A seguir, critica o STF e o TSE (Superior Tribunal Eleitoral) por não “censurarem” perfis de esquerda. Esse ponto é tratado como uma “explicação de contexto” a respeito dos tribunais. A crítica, por sua vez, tenta colocar em xeque a composição dos mesmos e sua própria existência, em franco ataque a um dos poderes da República. O objetivo? Por certo atiçar o público identificado com a extrema direita.

Logo depois apontará alguns pedidos de entrega de dados de usuários que publicaram hashtags conspiratórias – como as que pediam voto impresso e questionavam a lisura do sistema eleitoral – e faz a propaganda já citada contra as concorrentes. Para reforçar a imagem do X/Twitter como um “guardião da liberdade de expressão”, expõe ainda informações sobre um processo que Rafael Batista, conselheiro jurídico da plataforma no Brasil, passou a responder em fevereiro de 2021 por não entregar os dados solicitados.

Cada ponto é ilustrado com prints de trocas de e-mail entre a cúpula dos Twitters brasileiro e internacional a respeito do caso. Ao final, o jornalista americano tira sua conclusão: “Estamos, infelizmente, vivendo tempos estranhos no Brasil”. A seguir, a história segue com mais exemplos de pedidos dos tribunais, inclusive sobre dados de Carlos Bolsonaro.

Obrigações da Justiça brasileira e contexto político

Mas ao contrário das “ameaças ao Estado democrático de Direito” propagadas pelo jornalista americano, a Justiça brasileira, e em especial a Justiça Eleitoral, tem a obrigação de retirar do ar conteúdos mentirosos acerca das eleições e dos candidatos que as disputam.

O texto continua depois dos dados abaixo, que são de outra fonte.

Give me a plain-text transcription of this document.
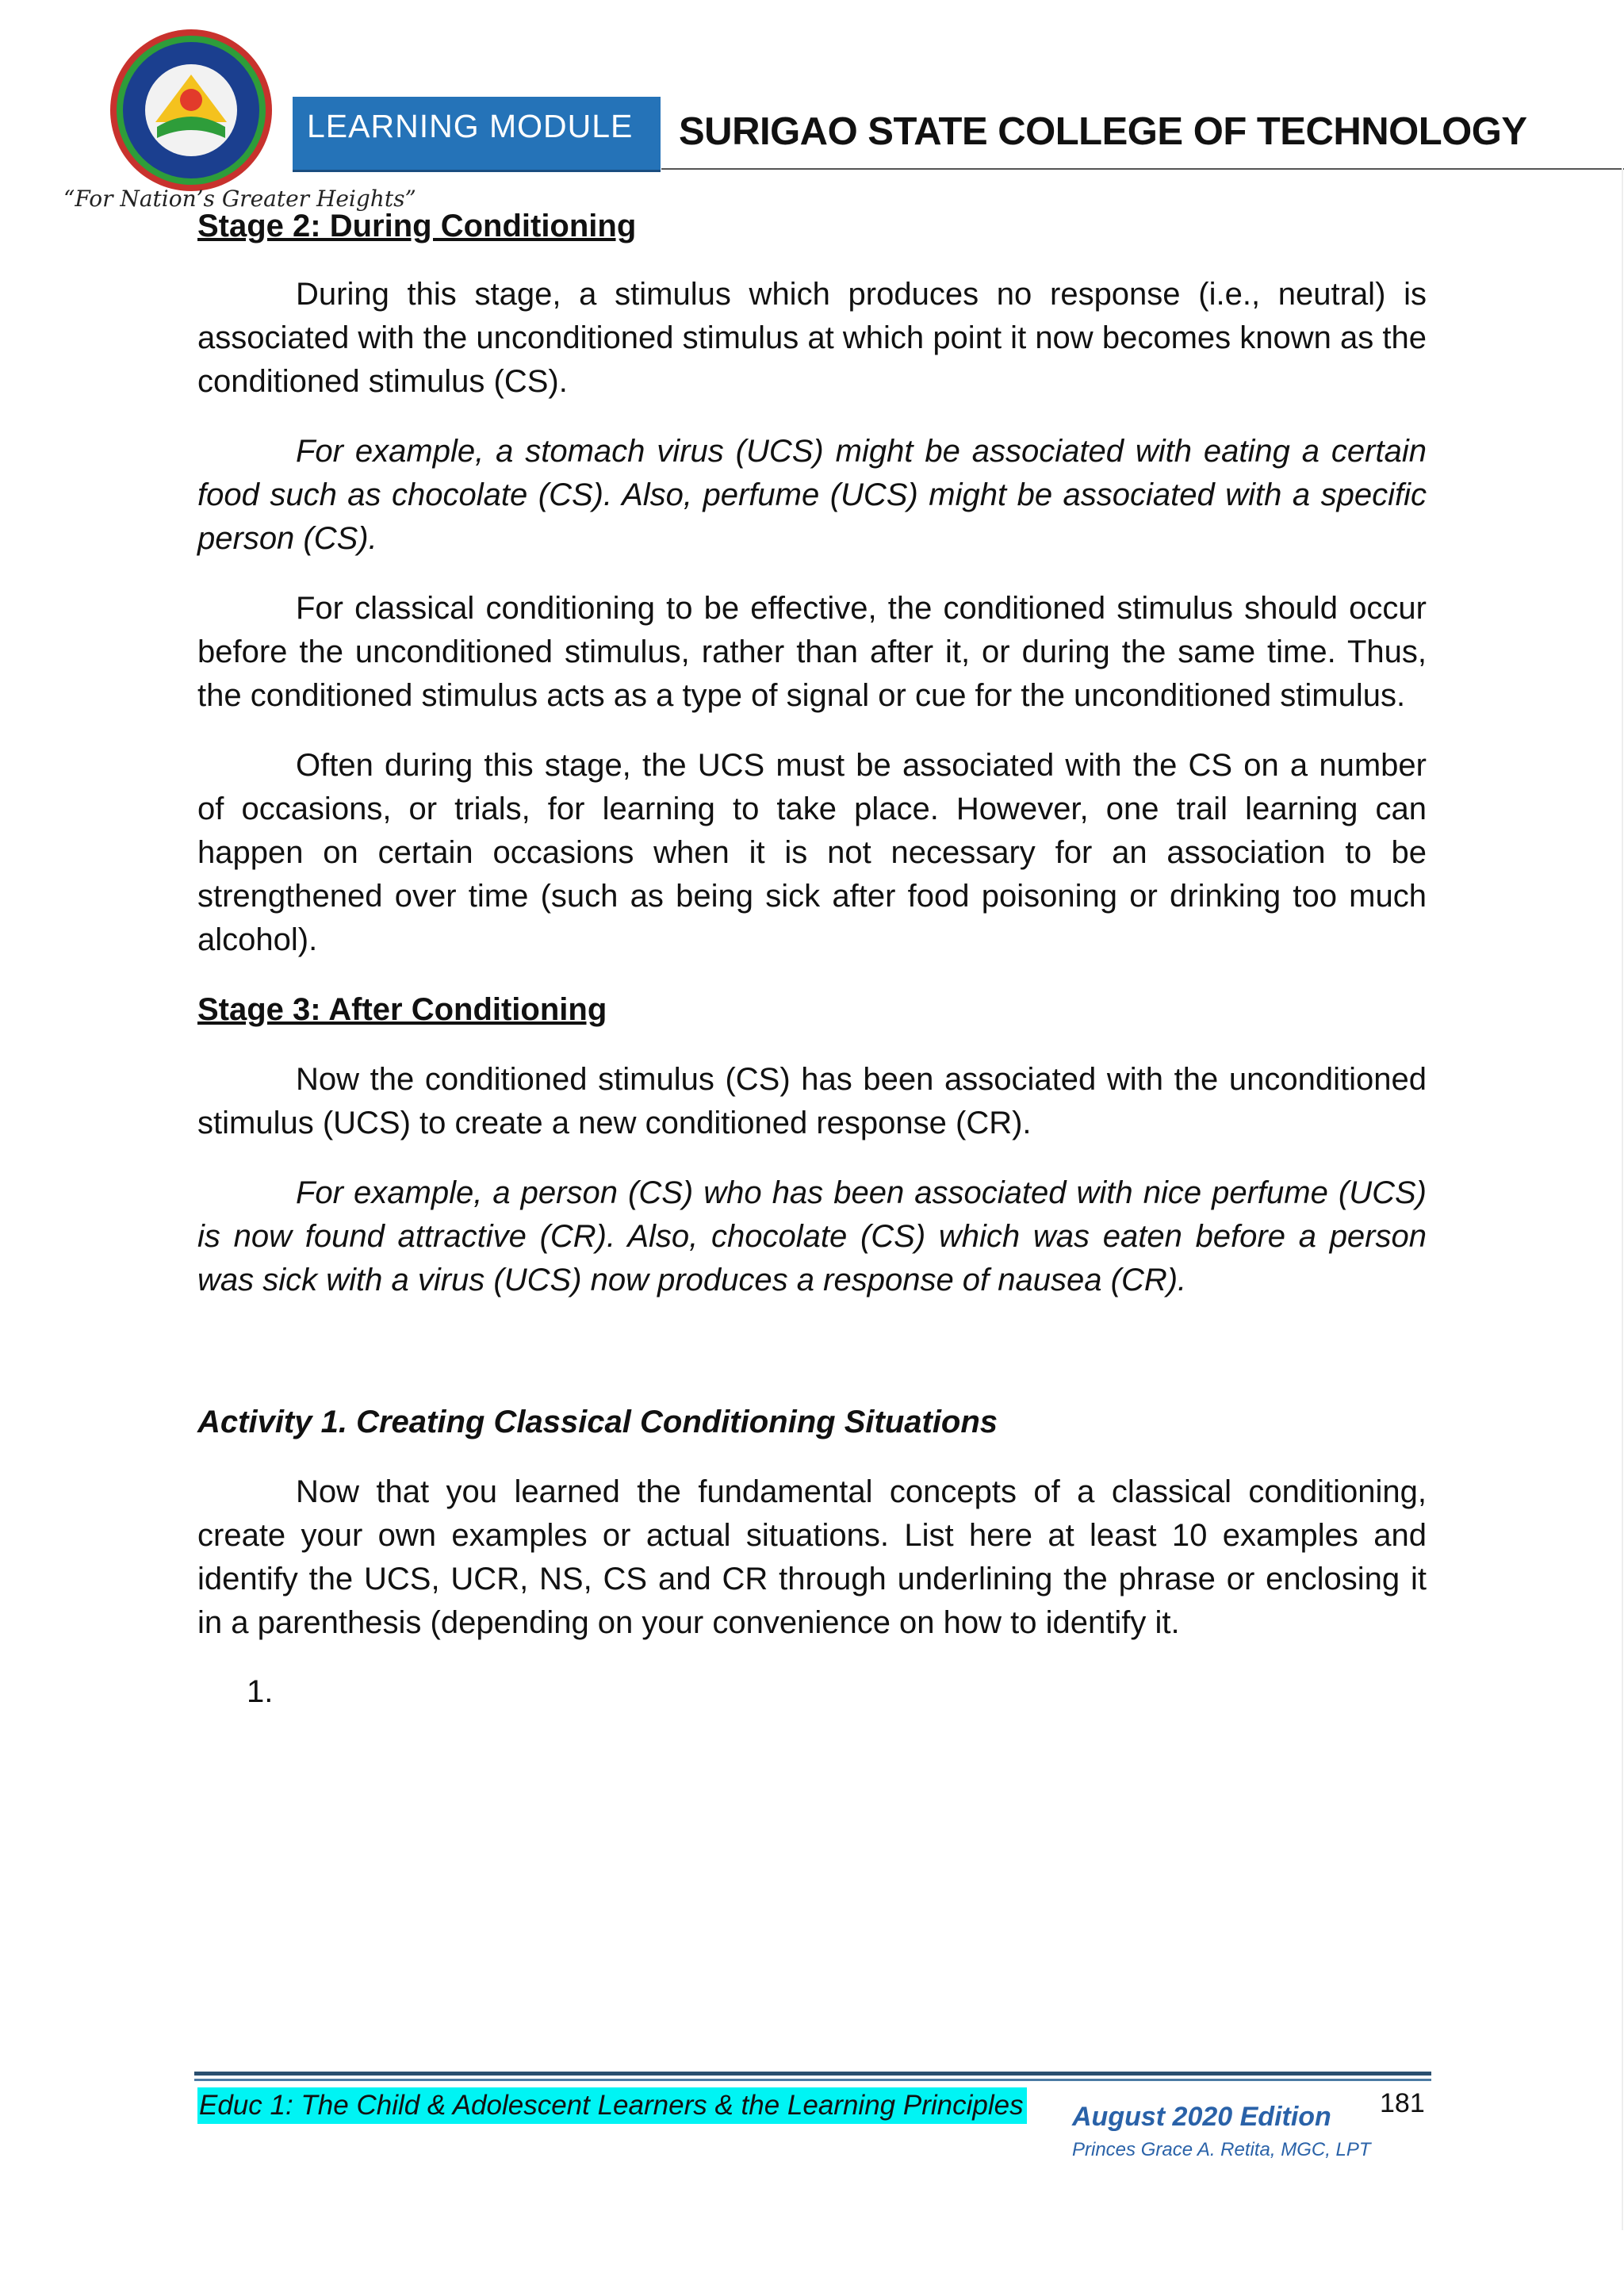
“For Nation’s Greater Heights”
LEARNING MODULE SURIGAO STATE COLLEGE OF TECHNOLOGY
Stage 2: During Conditioning

During this stage, a stimulus which produces no response (i.e., neutral) is associated with the unconditioned stimulus at which point it now becomes known as the conditioned stimulus (CS).

For example, a stomach virus (UCS) might be associated with eating a certain food such as chocolate (CS). Also, perfume (UCS) might be associated with a specific person (CS).

For classical conditioning to be effective, the conditioned stimulus should occur before the unconditioned stimulus, rather than after it, or during the same time. Thus, the conditioned stimulus acts as a type of signal or cue for the unconditioned stimulus.

Often during this stage, the UCS must be associated with the CS on a number of occasions, or trials, for learning to take place. However, one trail learning can happen on certain occasions when it is not necessary for an association to be strengthened over time (such as being sick after food poisoning or drinking too much alcohol).

Stage 3: After Conditioning

Now the conditioned stimulus (CS) has been associated with the unconditioned stimulus (UCS) to create a new conditioned response (CR).

For example, a person (CS) who has been associated with nice perfume (UCS) is now found attractive (CR). Also, chocolate (CS) which was eaten before a person was sick with a virus (UCS) now produces a response of nausea (CR).

Activity 1. Creating Classical Conditioning Situations

Now that you learned the fundamental concepts of a classical conditioning, create your own examples or actual situations. List here at least 10 examples and identify the UCS, UCR, NS, CS and CR through underlining the phrase or enclosing it in a parenthesis (depending on your convenience on how to identify it.

1.
Educ 1: The Child & Adolescent Learners & the Learning Principles August 2020 Edition 181
Princes Grace A. Retita, MGC, LPT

O objetivo é que narrativas mentirosas não influenciem o juízo dos eleitores.

Pensando em perspectiva, o dossiê de Elon Musk e seu jornalista viraliza no mesmo dia em que Moraes participou ao lado da Polícia Federal e da Advocacia-Geral da União da assinatura de acordos para o combate às fake news. Entre as ações está prevista a criação do Ciedde (Centro Integrado de Enfrentamento à Desinformação e Defesa da Democracia) que já começa a atuar nas eleições municipais desse ano. Para Moraes, a “desinformação é o mau do século”.

Além disso é importante apontar um segundo aspecto do momento em que a denúncia vem a público. Em novembro desse ano quem passará por eleições presidenciais são os próprios Estados Unidos. E o ex-presidente Donald Trump - de quem Musk se declara apoiador - já inicia sua campanha e ataca com mentiras, reeditando o velho discurso de que imigrantes indocumentados teriam maior inclinação a cometer crimes hediondos. Uma fake news sem qualquer comprovação científica.

The Donald caminha para um retorno à Casa Branca, dada a impopularidade de Joe Biden e dos democratas. E enquanto no Brasil vão sendo punidos os golpistas do 8 de janeiro e o cerco ao ex-presidente inelegível vai se fechando. Nesse sentido, uma das estratégias da nossa extrema direita para voltar ao Palácio do Planalto se concentra na reedição dos ataques à República, mais ou menos como Trump feito nos EUA.